Abstract IR spectroscopy, mass spectrometry, and quantum chemical calculations are employed to characterize the intermolecular interaction of a variety of aromatic cations (A+) with several types of solvents. For this purpose, isolated ionic complexes of the type A+–L n , in which A+ is microsolvated by a controlled number (n) of ligands (L), are prepared in a supersonic plasma expansion, and their spectra are obtained by IR photodissociation (IRPD) spectroscopy in a tandem mass spectrometer. Two prototypes of aromatic ion–solvent recognition are considered: (i) microsolvation of acidic aromatic cations in a nonpolar hydrophobic solvent and (ii) microsolvation of bare aromatic hydrocarbon cations in a polar hydrophilic solvent.
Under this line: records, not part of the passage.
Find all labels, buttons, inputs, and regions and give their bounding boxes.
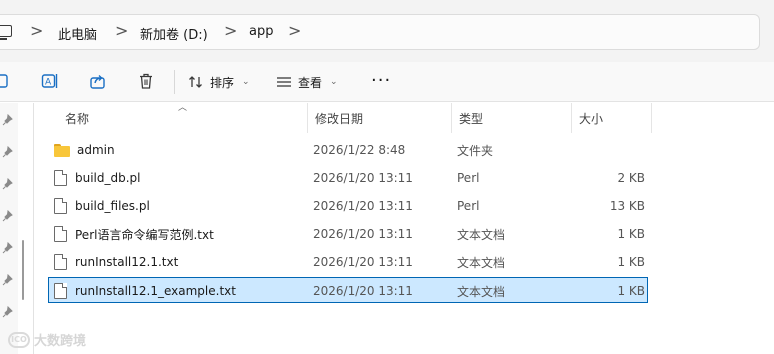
file-row[interactable]: Perl语言命令编写范例.txt 2026/1/20 13:11 文本文档 1 KB [48, 221, 648, 247]
sort-button[interactable]: 排序 ⌄ [188, 71, 250, 93]
this-pc-icon[interactable] [0, 25, 12, 40]
file-date-modified: 2026/1/20 13:11 [313, 227, 413, 241]
file-row-selected[interactable]: runInstall12.1_example.txt 2026/1/20 13:1… [48, 277, 648, 303]
address-bar-area: > 此电脑 > 新加卷 (D:) > app > [0, 0, 774, 62]
file-name: runInstall12.1.txt [75, 255, 179, 269]
column-header: ︿ 名称 修改日期 类型 大小 [48, 103, 652, 133]
file-name: runInstall12.1_example.txt [75, 284, 236, 298]
breadcrumb-separator-icon[interactable]: > [288, 21, 301, 40]
file-date-modified: 2026/1/20 13:11 [313, 199, 413, 213]
file-size: 13 KB [609, 199, 645, 213]
chevron-down-icon: ⌄ [330, 77, 338, 87]
file-name-cell[interactable]: build_db.pl [54, 165, 304, 191]
file-icon [54, 283, 67, 299]
folder-icon [54, 143, 70, 157]
file-date-modified: 2026/1/20 13:11 [313, 284, 413, 298]
file-row[interactable]: runInstall12.1.txt 2026/1/20 13:11 文本文档 1 K… [48, 249, 648, 275]
file-name: admin [77, 143, 115, 157]
file-name-cell[interactable]: runInstall12.1_example.txt [54, 278, 304, 304]
file-size: 2 KB [617, 171, 645, 185]
pin-icon[interactable] [2, 146, 14, 158]
file-size [573, 137, 645, 163]
breadcrumb-separator-icon[interactable]: > [30, 21, 43, 40]
breadcrumb-separator-icon[interactable]: > [115, 21, 128, 40]
navigation-pane [0, 103, 18, 354]
file-name-cell[interactable]: runInstall12.1.txt [54, 249, 304, 275]
file-date-modified: 2026/1/22 8:48 [313, 143, 406, 157]
column-type[interactable]: 类型 [452, 103, 572, 133]
breadcrumb-separator-icon[interactable]: > [224, 21, 237, 40]
chevron-down-icon: ⌄ [242, 77, 250, 87]
sort-label: 排序 [210, 75, 235, 90]
pin-icon[interactable] [2, 274, 14, 286]
file-type: Perl [457, 199, 480, 213]
toolbar-divider [174, 70, 175, 94]
watermark-logo: ICO [8, 331, 30, 348]
share-icon[interactable] [89, 72, 107, 90]
file-name: build_files.pl [75, 199, 150, 213]
delete-icon[interactable] [137, 72, 155, 90]
file-icon [54, 254, 67, 270]
file-name: build_db.pl [75, 171, 141, 185]
address-bar[interactable]: > 此电脑 > 新加卷 (D:) > app > [0, 14, 760, 50]
file-icon [54, 226, 67, 242]
column-name[interactable]: 名称 [58, 103, 308, 133]
file-date-modified: 2026/1/20 13:11 [313, 255, 413, 269]
file-name: Perl语言命令编写范例.txt [75, 227, 214, 242]
file-row[interactable]: build_db.pl 2026/1/20 13:11 Perl 2 KB [48, 165, 648, 191]
watermark-text: 大数跨境 [34, 334, 87, 349]
column-size[interactable]: 大小 [572, 103, 652, 133]
file-name-cell[interactable]: admin [54, 137, 304, 163]
file-row[interactable]: admin 2026/1/22 8:48 文件夹 [48, 137, 648, 163]
copy-icon[interactable] [0, 72, 12, 90]
breadcrumb-this-pc[interactable]: 此电脑 [58, 24, 97, 43]
file-type: 文件夹 [457, 143, 494, 158]
column-date-modified[interactable]: 修改日期 [308, 103, 452, 133]
file-type: 文本文档 [457, 284, 506, 299]
file-row[interactable]: build_files.pl 2026/1/20 13:11 Perl 13 KB [48, 193, 648, 219]
more-options-icon[interactable]: ··· [371, 70, 391, 91]
pane-separator [33, 103, 34, 354]
file-type: Perl [457, 171, 480, 185]
breadcrumb-app[interactable]: app [249, 24, 273, 39]
view-button[interactable]: 查看 ⌄ [276, 71, 338, 93]
pin-icon[interactable] [2, 306, 14, 318]
breadcrumb-drive-d[interactable]: 新加卷 (D:) [140, 24, 208, 43]
file-name-cell[interactable]: Perl语言命令编写范例.txt [54, 221, 304, 247]
pin-icon[interactable] [2, 210, 14, 222]
watermark: ICO 大数跨境 [8, 330, 86, 349]
pin-icon[interactable] [2, 178, 14, 190]
command-bar: A 排序 ⌄ 查看 ⌄ ··· [0, 62, 774, 102]
sort-icon [189, 76, 202, 88]
file-size: 1 KB [617, 284, 645, 298]
file-icon [54, 198, 67, 214]
pin-icon[interactable] [2, 114, 14, 126]
pane-resize-handle[interactable] [22, 240, 24, 300]
rename-icon[interactable]: A [41, 72, 59, 90]
view-label: 查看 [298, 75, 323, 90]
file-type: 文本文档 [457, 227, 506, 242]
file-size: 1 KB [617, 255, 645, 269]
pin-icon[interactable] [2, 242, 14, 254]
file-type: 文本文档 [457, 255, 506, 270]
view-icon [277, 77, 291, 87]
file-icon [54, 170, 67, 186]
file-name-cell[interactable]: build_files.pl [54, 193, 304, 219]
file-date-modified: 2026/1/20 13:11 [313, 171, 413, 185]
svg-text:A: A [45, 78, 52, 88]
file-size: 1 KB [617, 227, 645, 241]
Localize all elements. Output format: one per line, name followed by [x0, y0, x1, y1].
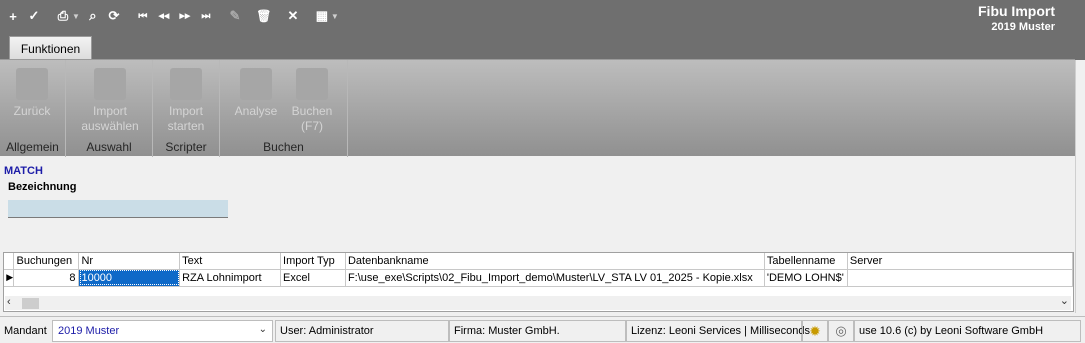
mandant-label: Mandant: [4, 325, 47, 337]
column-header-datenbankname[interactable]: Datenbankname: [345, 253, 765, 270]
zurueck-button-label: Zurück: [13, 104, 51, 118]
ribbon-group-label-auswahl: Auswahl: [86, 140, 132, 154]
ribbon-group-buchen: Analyse Buchen (F7) Buchen: [220, 60, 348, 157]
app-title-block: Fibu Import 2019 Muster: [978, 3, 1055, 35]
column-header-import-typ[interactable]: Import Typ: [280, 253, 346, 270]
cell-text[interactable]: RZA Lohnimport: [179, 269, 282, 287]
new-record-icon[interactable]: +: [4, 7, 22, 25]
ribbon-group-label-allgemein: Allgemein: [6, 140, 59, 154]
column-header-nr[interactable]: Nr: [78, 253, 181, 270]
cell-nr[interactable]: 10000: [78, 269, 181, 287]
chevron-down-icon[interactable]: ⌄: [1060, 294, 1069, 307]
search-icon[interactable]: ⌕: [84, 7, 102, 25]
save-check-icon[interactable]: ✓: [25, 7, 43, 25]
cell-server[interactable]: [847, 269, 1074, 287]
cell-tabellenname[interactable]: 'DEMO LOHN$': [764, 269, 848, 287]
list-icon: [94, 68, 126, 100]
column-header-text[interactable]: Text: [179, 253, 282, 270]
user-info: User: Administrator: [275, 320, 449, 342]
coins-icon[interactable]: ◎: [828, 320, 854, 342]
table-row[interactable]: ▶ 8 10000 RZA Lohnimport Excel F:\use_ex…: [4, 269, 1074, 287]
bezeichnung-label: Bezeichnung: [8, 181, 77, 193]
chevron-down-icon: ⌄: [258, 324, 267, 335]
import-starten-button[interactable]: Import starten: [161, 68, 211, 134]
ribbon-group-allgemein: Zurück Allgemein: [0, 60, 66, 157]
column-header-buchungen[interactable]: Buchungen: [13, 253, 80, 270]
back-icon: [16, 68, 48, 100]
buchen-button[interactable]: Buchen (F7): [287, 68, 337, 134]
app-subtitle: 2019 Muster: [991, 21, 1055, 33]
terminal-icon: [170, 68, 202, 100]
import-grid: Buchungen Nr Text Import Typ Datenbankna…: [3, 252, 1074, 312]
cell-import-typ[interactable]: Excel: [280, 269, 346, 287]
import-starten-button-label: Import starten: [167, 104, 205, 133]
edit-pencil-icon[interactable]: ✎: [226, 7, 244, 25]
column-header-tabellenname[interactable]: Tabellenname: [764, 253, 848, 270]
mandant-select[interactable]: 2019 Muster ⌄: [52, 320, 273, 342]
print-dropdown-chevron-icon[interactable]: ▼: [72, 12, 80, 21]
import-auswaehlen-button-label: Import auswählen: [81, 104, 139, 133]
tab-funktionen[interactable]: Funktionen: [9, 36, 92, 60]
last-record-icon[interactable]: ⏭: [197, 7, 215, 25]
book-icon: [296, 68, 328, 100]
ribbon-group-label-scripter: Scripter: [165, 140, 207, 154]
horizontal-scrollbar[interactable]: ‹ ⌄: [5, 294, 1071, 310]
ribbon: Zurück Allgemein Import auswählen Auswah…: [0, 59, 1075, 157]
analyse-button-label: Analyse: [234, 104, 278, 118]
table-header-row: Buchungen Nr Text Import Typ Datenbankna…: [4, 253, 1074, 270]
top-toolbar: + ✓ ⎙ ▼ ⌕ ⟳ ⏮ ◀◀ ▶▶ ⏭ ✎ 🗑 ✕ ▦ ▼ Fibu Imp…: [0, 0, 1085, 60]
previous-record-icon[interactable]: ◀◀: [155, 7, 173, 25]
delete-trash-icon[interactable]: 🗑: [255, 7, 273, 25]
import-auswaehlen-button[interactable]: Import auswählen: [78, 68, 142, 134]
app-title: Fibu Import: [978, 3, 1055, 19]
analyse-button[interactable]: Analyse: [231, 68, 281, 119]
print-icon[interactable]: ⎙: [54, 7, 72, 25]
version-info: use 10.6 (c) by Leoni Software GmbH: [854, 320, 1081, 342]
ribbon-group-scripter: Import starten Scripter: [153, 60, 220, 157]
row-indicator-header: [4, 253, 15, 270]
lizenz-info: Lizenz: Leoni Services | Milliseconds: [626, 320, 810, 342]
row-indicator-icon: ▶: [4, 269, 15, 287]
sun-icon[interactable]: ✹: [802, 320, 828, 342]
status-bar: Mandant 2019 Muster ⌄ User: Administrato…: [0, 316, 1085, 343]
mandant-select-value: 2019 Muster: [58, 325, 120, 337]
firma-info: Firma: Muster GmbH.: [449, 320, 626, 342]
bezeichnung-input[interactable]: [8, 200, 228, 218]
refresh-icon[interactable]: ⟳: [105, 7, 123, 25]
quick-access-toolbar: + ✓ ⎙ ▼ ⌕ ⟳ ⏮ ◀◀ ▶▶ ⏭ ✎ 🗑 ✕ ▦ ▼: [4, 6, 343, 26]
grid-layout-icon[interactable]: ▦: [313, 7, 331, 25]
grid-dropdown-chevron-icon[interactable]: ▼: [331, 12, 339, 21]
next-record-icon[interactable]: ▶▶: [176, 7, 194, 25]
scrollbar-thumb[interactable]: [22, 298, 39, 309]
ribbon-group-label-buchen: Buchen: [263, 140, 304, 154]
section-title: MATCH: [4, 165, 43, 177]
column-header-server[interactable]: Server: [847, 253, 1074, 270]
cell-datenbankname[interactable]: F:\use_exe\Scripts\02_Fibu_Import_demo\M…: [345, 269, 765, 287]
magnifier-icon: [240, 68, 272, 100]
zurueck-button[interactable]: Zurück: [7, 68, 57, 119]
buchen-button-label: Buchen (F7): [291, 104, 333, 133]
ribbon-group-auswahl: Import auswählen Auswahl: [66, 60, 153, 157]
scroll-left-icon[interactable]: ‹: [7, 296, 11, 308]
vertical-scrollbar[interactable]: [1075, 60, 1085, 313]
first-record-icon[interactable]: ⏮: [134, 7, 152, 25]
cell-buchungen[interactable]: 8: [13, 269, 80, 287]
import-table: Buchungen Nr Text Import Typ Datenbankna…: [4, 253, 1074, 287]
cancel-close-icon[interactable]: ✕: [284, 7, 302, 25]
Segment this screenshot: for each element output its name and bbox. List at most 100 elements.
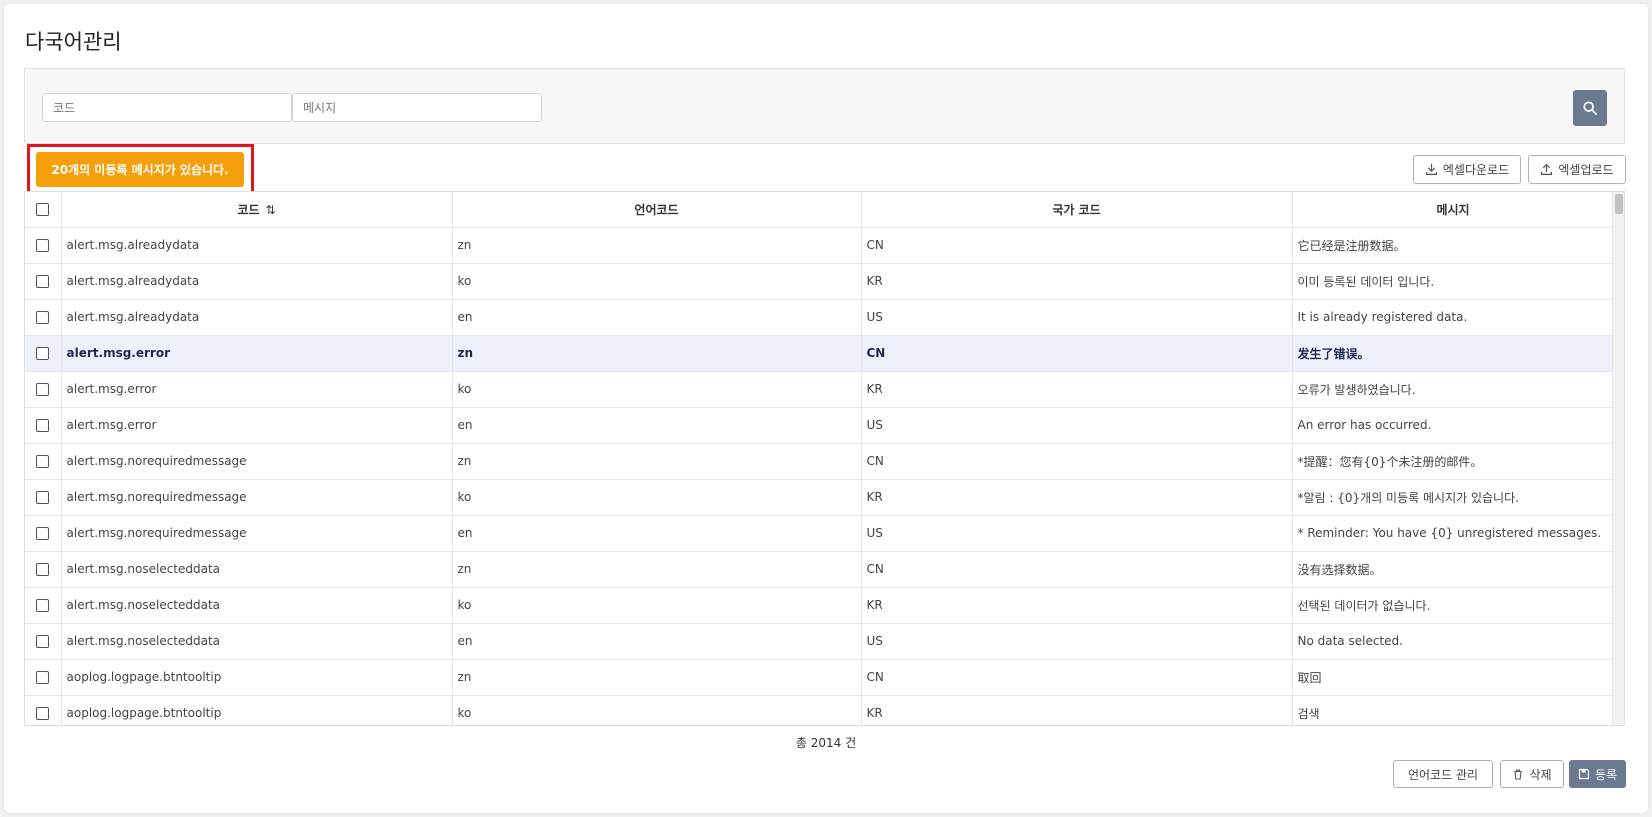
row-checkbox-cell bbox=[25, 479, 62, 516]
cell-lang-code: en bbox=[452, 407, 862, 444]
row-checkbox-cell bbox=[25, 335, 62, 372]
row-checkbox[interactable] bbox=[36, 239, 50, 252]
cell-message: 오류가 발생하였습니다. bbox=[1292, 371, 1615, 408]
cell-lang-code: ko bbox=[452, 695, 862, 725]
row-checkbox-cell bbox=[25, 443, 62, 480]
row-checkbox[interactable] bbox=[36, 635, 50, 648]
cell-code: alert.msg.error bbox=[61, 407, 453, 444]
row-checkbox-cell bbox=[25, 299, 62, 336]
table-row[interactable]: alert.msg.noselecteddata en US No data sele… bbox=[25, 623, 1615, 660]
table-scrollbar[interactable] bbox=[1612, 192, 1624, 725]
cell-message: *알림 : {0}개의 미등록 메시지가 있습니다. bbox=[1292, 479, 1615, 516]
cell-country-code: US bbox=[861, 515, 1293, 552]
row-checkbox[interactable] bbox=[36, 527, 50, 540]
cell-message: 发生了错误。 bbox=[1292, 335, 1615, 372]
table-row[interactable]: aoplog.logpage.btntooltip ko KR 검색 bbox=[25, 695, 1615, 725]
table-row[interactable]: alert.msg.error zn CN 发生了错误。 bbox=[25, 335, 1615, 372]
table-header-row: 코드 ⇅ 언어코드 국가 코드 메시지 bbox=[25, 192, 1615, 228]
table-row[interactable]: alert.msg.alreadydata en US It is already r… bbox=[25, 299, 1615, 336]
cell-lang-code: ko bbox=[452, 479, 862, 516]
table-row[interactable]: aoplog.logpage.btntooltip zn CN 取回 bbox=[25, 659, 1615, 696]
table-row[interactable]: alert.msg.noselecteddata zn CN 没有选择数据。 bbox=[25, 551, 1615, 588]
message-search-input[interactable] bbox=[292, 93, 542, 122]
row-checkbox[interactable] bbox=[36, 707, 50, 720]
excel-upload-button[interactable]: 엑셀업로드 bbox=[1528, 155, 1626, 184]
cell-code: alert.msg.alreadydata bbox=[61, 227, 453, 264]
upload-icon bbox=[1541, 163, 1553, 175]
lang-code-manage-button[interactable]: 언어코드 관리 bbox=[1393, 760, 1493, 788]
row-checkbox-cell bbox=[25, 227, 62, 264]
cell-country-code: CN bbox=[861, 659, 1293, 696]
column-header-country-code[interactable]: 국가 코드 bbox=[861, 192, 1293, 228]
cell-lang-code: zn bbox=[452, 443, 862, 480]
cell-lang-code: en bbox=[452, 299, 862, 336]
page-title: 다국어관리 bbox=[25, 30, 122, 54]
table-row[interactable]: alert.msg.noselecteddata ko KR 선택된 데이터가 없습니… bbox=[25, 587, 1615, 624]
cell-country-code: CN bbox=[861, 335, 1293, 372]
cell-code: alert.msg.error bbox=[61, 335, 453, 372]
cell-message: An error has occurred. bbox=[1292, 407, 1615, 444]
row-checkbox-cell bbox=[25, 515, 62, 552]
row-checkbox[interactable] bbox=[36, 455, 50, 468]
search-icon bbox=[1583, 101, 1597, 115]
table-row[interactable]: alert.msg.norequiredmessage ko KR *알림 : {0}… bbox=[25, 479, 1615, 516]
cell-lang-code: zn bbox=[452, 335, 862, 372]
cell-code: alert.msg.noselecteddata bbox=[61, 551, 453, 588]
cell-code: aoplog.logpage.btntooltip bbox=[61, 695, 453, 725]
register-label: 등록 bbox=[1594, 767, 1618, 782]
search-button[interactable] bbox=[1573, 90, 1607, 126]
cell-lang-code: zn bbox=[452, 227, 862, 264]
delete-button[interactable]: 삭제 bbox=[1500, 760, 1564, 788]
table-row[interactable]: alert.msg.alreadydata zn CN 它已经是注册数据。 bbox=[25, 227, 1615, 264]
row-checkbox-cell bbox=[25, 623, 62, 660]
cell-code: alert.msg.alreadydata bbox=[61, 299, 453, 336]
cell-lang-code: ko bbox=[452, 371, 862, 408]
row-checkbox-cell bbox=[25, 695, 62, 725]
cell-code: alert.msg.norequiredmessage bbox=[61, 479, 453, 516]
message-table: 코드 ⇅ 언어코드 국가 코드 메시지 alert.msg.alreadydata… bbox=[24, 191, 1625, 726]
excel-download-button[interactable]: 엑셀다운로드 bbox=[1413, 155, 1521, 184]
table-row[interactable]: alert.msg.norequiredmessage zn CN *提醒：您有{0}… bbox=[25, 443, 1615, 480]
cell-message: 이미 등록된 데이터 입니다. bbox=[1292, 263, 1615, 300]
cell-code: alert.msg.noselecteddata bbox=[61, 587, 453, 624]
register-button[interactable]: 등록 bbox=[1569, 760, 1626, 788]
cell-lang-code: ko bbox=[452, 587, 862, 624]
scrollbar-thumb[interactable] bbox=[1615, 194, 1623, 214]
column-header-message[interactable]: 메시지 bbox=[1292, 192, 1615, 228]
cell-country-code: KR bbox=[861, 371, 1293, 408]
select-all-checkbox[interactable] bbox=[36, 203, 50, 217]
table-row[interactable]: alert.msg.error en US An error has occurred… bbox=[25, 407, 1615, 444]
row-checkbox[interactable] bbox=[36, 347, 50, 360]
row-checkbox[interactable] bbox=[36, 311, 50, 324]
row-checkbox[interactable] bbox=[36, 599, 50, 612]
row-checkbox-cell bbox=[25, 263, 62, 300]
delete-label: 삭제 bbox=[1529, 767, 1552, 782]
cell-country-code: US bbox=[861, 299, 1293, 336]
save-icon bbox=[1578, 768, 1590, 780]
row-checkbox[interactable] bbox=[36, 491, 50, 504]
row-checkbox[interactable] bbox=[36, 563, 50, 576]
lang-code-manage-label: 언어코드 관리 bbox=[1407, 767, 1479, 782]
cell-country-code: CN bbox=[861, 227, 1293, 264]
table-row[interactable]: alert.msg.norequiredmessage en US * Reminde… bbox=[25, 515, 1615, 552]
row-checkbox[interactable] bbox=[36, 383, 50, 396]
row-checkbox[interactable] bbox=[36, 275, 50, 288]
row-checkbox-cell bbox=[25, 587, 62, 624]
table-row[interactable]: alert.msg.error ko KR 오류가 발생하였습니다. bbox=[25, 371, 1615, 408]
cell-country-code: CN bbox=[861, 551, 1293, 588]
download-icon bbox=[1425, 163, 1437, 175]
cell-country-code: CN bbox=[861, 443, 1293, 480]
code-search-input[interactable] bbox=[42, 93, 292, 122]
column-header-lang-code[interactable]: 언어코드 bbox=[452, 192, 862, 228]
cell-code: alert.msg.error bbox=[61, 371, 453, 408]
row-checkbox[interactable] bbox=[36, 419, 50, 432]
row-checkbox[interactable] bbox=[36, 671, 50, 684]
sort-icon[interactable]: ⇅ bbox=[266, 203, 276, 217]
unregistered-messages-button[interactable]: 20개의 미등록 메시지가 있습니다. bbox=[36, 152, 244, 187]
cell-code: alert.msg.norequiredmessage bbox=[61, 443, 453, 480]
cell-lang-code: en bbox=[452, 623, 862, 660]
cell-message: No data selected. bbox=[1292, 623, 1615, 660]
table-row[interactable]: alert.msg.alreadydata ko KR 이미 등록된 데이터 입니다. bbox=[25, 263, 1615, 300]
row-checkbox-cell bbox=[25, 371, 62, 408]
column-header-code[interactable]: 코드 ⇅ bbox=[61, 192, 453, 228]
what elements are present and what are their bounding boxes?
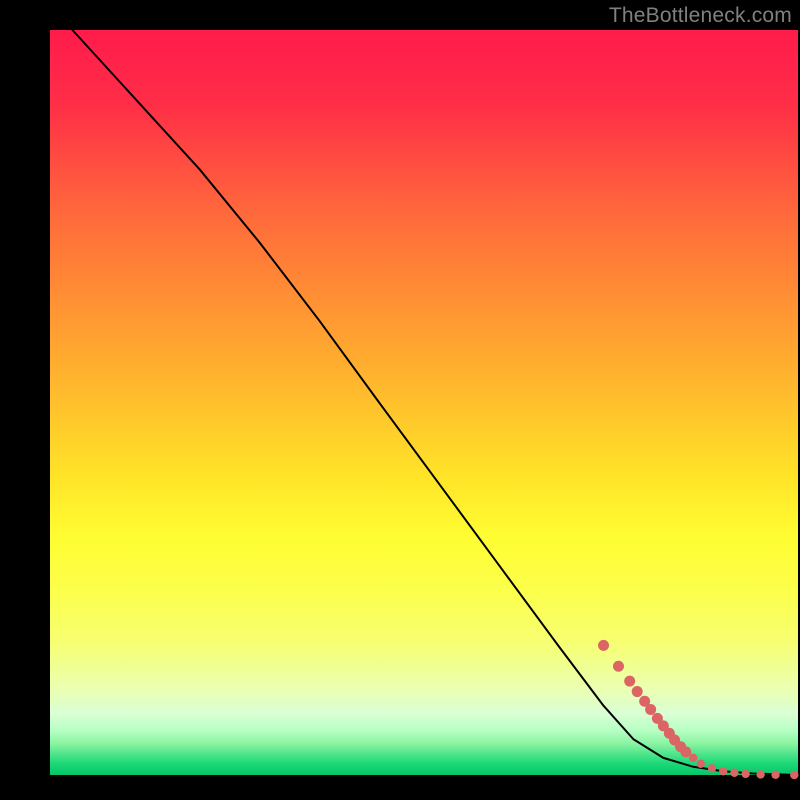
scatter-point — [730, 769, 738, 777]
scatter-point — [790, 771, 798, 779]
scatter-point — [680, 746, 691, 757]
scatter-point — [689, 754, 697, 762]
chart-stage: TheBottleneck.com — [0, 0, 800, 800]
scatter-point — [632, 686, 643, 697]
scatter-point — [741, 770, 749, 778]
scatter-point — [624, 676, 635, 687]
scatter-point — [645, 704, 656, 715]
scatter-point — [719, 767, 727, 775]
chart-svg — [0, 0, 800, 800]
scatter-point — [598, 640, 609, 651]
scatter-point — [771, 771, 779, 779]
scatter-point — [613, 661, 624, 672]
plot-background — [50, 30, 798, 775]
scatter-point — [756, 770, 764, 778]
scatter-point — [708, 764, 716, 772]
scatter-point — [697, 760, 705, 768]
The analysis of the IRPD spectra of A+–L dimers provides detailed information about the intermolecular interaction between the aromatic ion and the neutral solvent, such as ion–ligand binding energies, the competition between different intermolecular binding motifs (H-bonds, π-bonds, charge–dipole bonds), and its dependence on chemical properties of both the A+ cation and the solvent type L. IRPD spectra of larger A+–L n clusters yield detailed insight into the cluster growth process, including the formation of structural isomers, the competition between ion–solvent and solvent–solvent interactions, and the degree of (non)cooperativity of the intermolecular interactions as a function of solvent type and degree of solvation. The systematic A+–L n cluster studies are shown to reveal valuable new information about fundamental chemical properties of the bare A+ cation, such as proton affinity, acidity, and reactivity. Because of the additional attraction arising from the excess charge, the interaction in the A+–L n cation clusters differs largely from that in the corresponding neutral A–L n clusters with respect to both the interaction strength and the most stable structure, implying in most cases an ionization-induced switch in the preferred aromatic molecule–solvent recognition motif. This process causes severe limitations for the spectroscopic characterization of ion–ligand complexes using popular photoionization techniques, due to the restrictions imposed by the Franck–Condon principle. The present study circumvents these limitations by employing an electron impact cluster ion source for A+–L n generation, which generates predominantly the most stable isomer of a given cluster ion independent of its geometry.